Children born to obese mothers are likely to be at an increased risk of obesity as a result of their umbilical cells showing impaired expression of genes regulating cell energy and metabolism, a study has found.
The study published in the International Journal of Obesity suggested that the increased risks of obesity may be driven by boosted levels of certain lipids (fats and other substances that are not soluble in water) in the maternal blood that flows through the umbilical cord.
For the study, the researchers gathered umbilical cords after birth from women without diabetes and recruited 24 overweight or obese women (with a body mass index over 25 before pregnancy), and 13 women who were not overweight for the study.
The scientists collected umbilical cells from the vein that carries oxygen and other nutrients from the placenta to the embryo.
The team discovered that in these cells, increased obesity in the mothers correlated with lower expression of genes regulating mitochondria (which act as the cell's powerhouses) and of other genes regulating the production and metabolism of lipids.
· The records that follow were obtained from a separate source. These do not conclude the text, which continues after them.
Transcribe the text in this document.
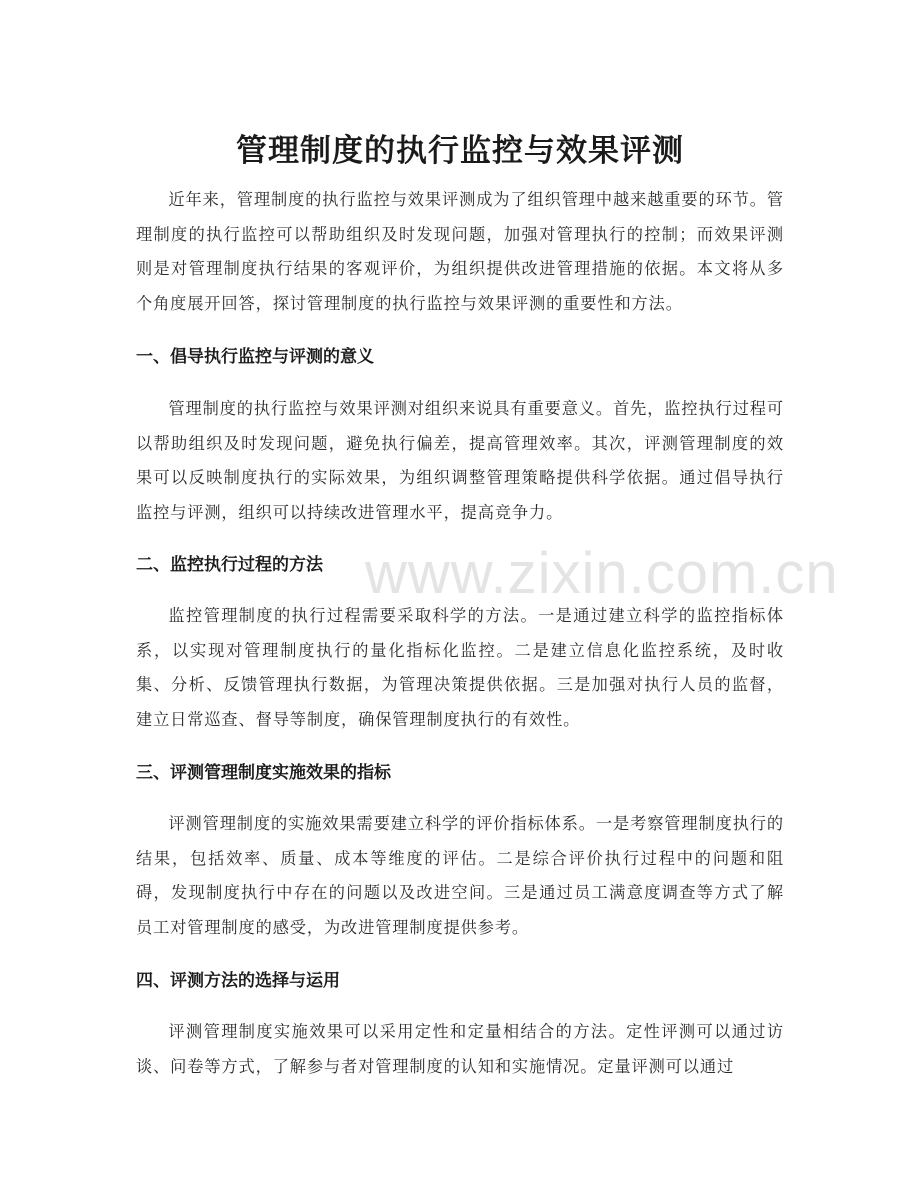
管理制度的执行监控与效果评测

近年来，管理制度的执行监控与效果评测成为了组织管理中越来越重要的环节。管理制度的执行监控可以帮助组织及时发现问题，加强对管理执行的控制；而效果评测则是对管理制度执行结果的客观评价，为组织提供改进管理措施的依据。本文将从多个角度展开回答，探讨管理制度的执行监控与效果评测的重要性和方法。

一、倡导执行监控与评测的意义

管理制度的执行监控与效果评测对组织来说具有重要意义。首先，监控执行过程可以帮助组织及时发现问题，避免执行偏差，提高管理效率。其次，评测管理制度的效果可以反映制度执行的实际效果，为组织调整管理策略提供科学依据。通过倡导执行监控与评测，组织可以持续改进管理水平，提高竞争力。

二、监控执行过程的方法

监控管理制度的执行过程需要采取科学的方法。一是通过建立科学的监控指标体系，以实现对管理制度执行的量化指标化监控。二是建立信息化监控系统，及时收集、分析、反馈管理执行数据，为管理决策提供依据。三是加强对执行人员的监督，建立日常巡查、督导等制度，确保管理制度执行的有效性。

三、评测管理制度实施效果的指标

评测管理制度的实施效果需要建立科学的评价指标体系。一是考察管理制度执行的结果，包括效率、质量、成本等维度的评估。二是综合评价执行过程中的问题和阻碍，发现制度执行中存在的问题以及改进空间。三是通过员工满意度调查等方式了解员工对管理制度的感受，为改进管理制度提供参考。

四、评测方法的选择与运用

评测管理制度实施效果可以采用定性和定量相结合的方法。定性评测可以通过访谈、问卷等方式，了解参与者对管理制度的认知和实施情况。定量评测可以通过

www.zixin.com.cn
"This suggests that already at birth there are detectable metabolic perturbations resulting from maternal obesity. Changes in these cells were similar to some known to occur in obesity, insulin resistance and type 2 diabetes," said Elvira Isganaitis, Researcher at the Harvard Medical School.
When the researchers followed up by analysing fetal blood from the umbilical cord vein, it was found that the infants of obese mothers had significantly higher levels of many lipids that are known to be metabolically deleterious, like saturated fatty acids.
Fat tissues in the obese mothers may shed fatty acids that make their way into the fetal blood and create a kind of fuel overload for the embryo.